Whitehead, the No. 12-ranked prospect nationally in the class of 2014 by scout.com, announced at a news conference Sept. 19 that he will be heading to the South Orange, N.J., school over the Red Storm, Indiana, Minnesota and Pittsburgh.
He is a big get for the Pirates as they look to continue to bring in talent to re-energize the program after a losing season. For St. John’s, it’s another potential local All-American to pass on the school since Christ the King’s Omar Cook committed there in 2000.
What it is not is a sign that the Johnnies are an undesirable place for local talent. Whitehead took the time for an 11th-hour visit the night before his decision. St. John’s just didn’t put enough effort in his recruitment.
Losing Whitehead during the Norm Roberts era or the first year of current Coach Steve Lavin would have been more alarming. The 6-foot-4 Whitehead, a combo guard, is a program-changing player without a doubt. Except St. John’s isn’t in dire need of that type of kid anymore. But you never like to lose one of them from your own backyard.
St.

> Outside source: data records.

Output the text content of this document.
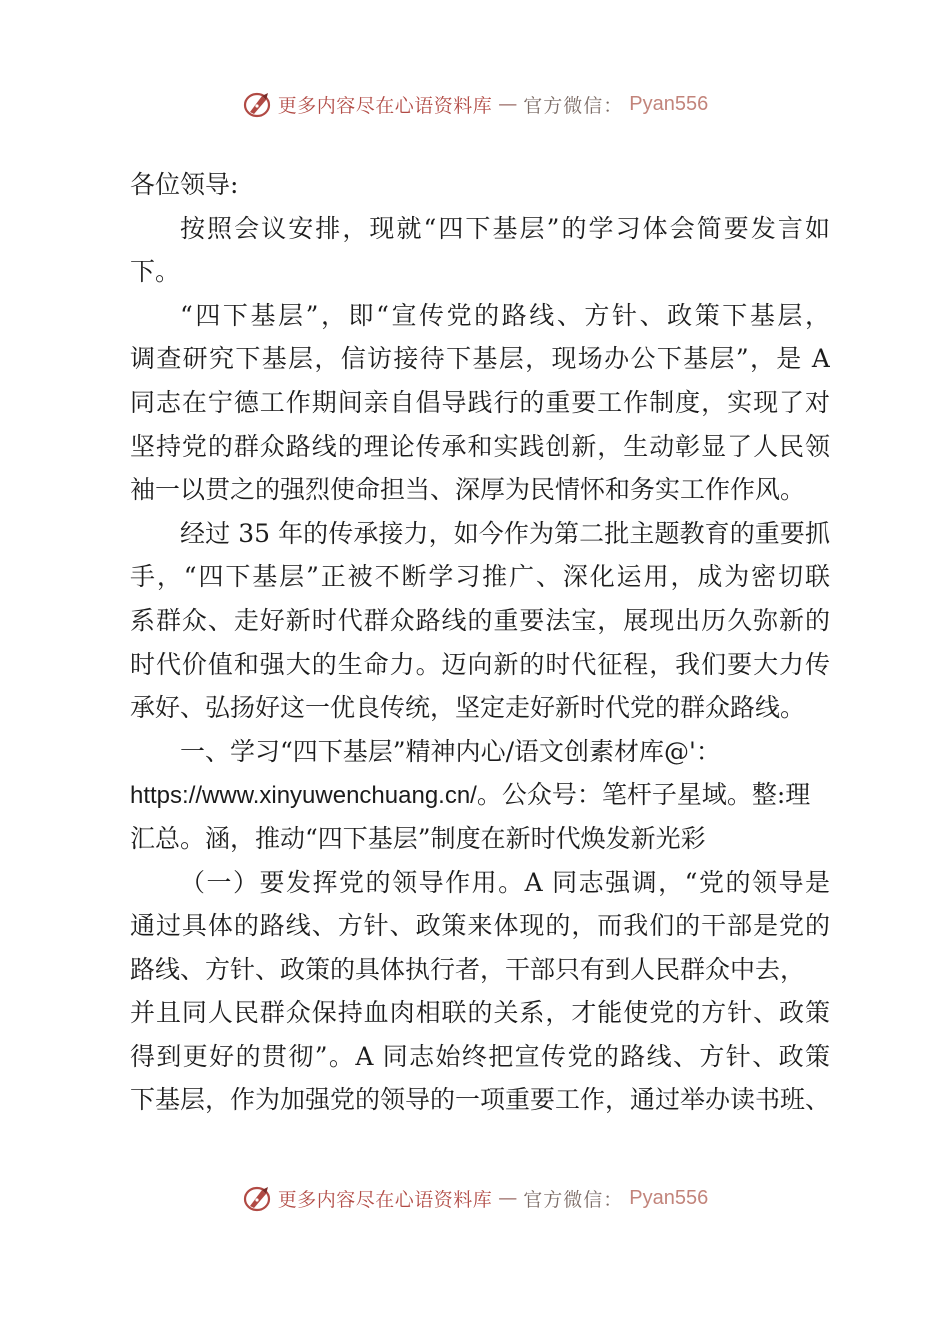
更多内容尽在心语资料库 — 官方微信： Pyan556
各位领导:
按照会议安排，现就“四下基层”的学习体会简要发言如
下。
“四下基层”，即“宣传党的路线、方针、政策下基层，
调查研究下基层，信访接待下基层，现场办公下基层”，是 A
同志在宁德工作期间亲自倡导践行的重要工作制度，实现了对
坚持党的群众路线的理论传承和实践创新，生动彰显了人民领
袖一以贯之的强烈使命担当、深厚为民情怀和务实工作作风。
经过 35 年的传承接力，如今作为第二批主题教育的重要抓
手，“四下基层”正被不断学习推广、深化运用，成为密切联
系群众、走好新时代群众路线的重要法宝，展现出历久弥新的
时代价值和强大的生命力。迈向新的时代征程，我们要大力传
承好、弘扬好这一优良传统，坚定走好新时代党的群众路线。
一、学习“四下基层”精神内心/语文创素材库@'：
https://www.xinyuwenchuang.cn/。公众号：笔杆子星域。整:理
汇总。涵，推动“四下基层”制度在新时代焕发新光彩
（一）要发挥党的领导作用。A 同志强调，“党的领导是
通过具体的路线、方针、政策来体现的，而我们的干部是党的
路线、方针、政策的具体执行者，干部只有到人民群众中去，
并且同人民群众保持血肉相联的关系，才能使党的方针、政策
得到更好的贯彻”。A 同志始终把宣传党的路线、方针、政策
下基层，作为加强党的领导的一项重要工作，通过举办读书班、
更多内容尽在心语资料库 — 官方微信： Pyan556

John’s has no one to blame but itself despite Seton Hall reportedly having offered Lincoln Coach Dwayne “Tiny” Morton an assistant coaching job next season. The Johnnies were the first to offer Whitehead a scholarship, but then were non-existent this past summer during a crucial point in the process. This wasn’t a player St. John’s went very hard after until the very end and it bothered him.
“I don’t think it was tough because they really didn’t see me as the face of St. John’s before,” Whitehead said. “I don’t understand why they would now.”
It’s a missed opportunity for both. No Red Storm players are more beloved than the ones from New York City, who have been part of some successful teams. Chris Mullin, Mark Jackson, Felipe Lopez, Ron Artest, Eric Barkley and even Dwight Hardy come to mind. Whitehead could have been one of those guys and and maybe even more, according to his coach at the Coney Island high school.
“He might be the face of the Big East if he does the right thing,” Morton said.
He is a loss, no doubt. Whitehead is a top-25 player who is the most well-known New York City high school basketball star, but his absence doesn’t set the program back. Seton Hall needed Whitehead to further its credibility. St. John’s is past that point. There will be more talented players to come for the Johnnies.
They just won’t be named Isaiah Whitehead.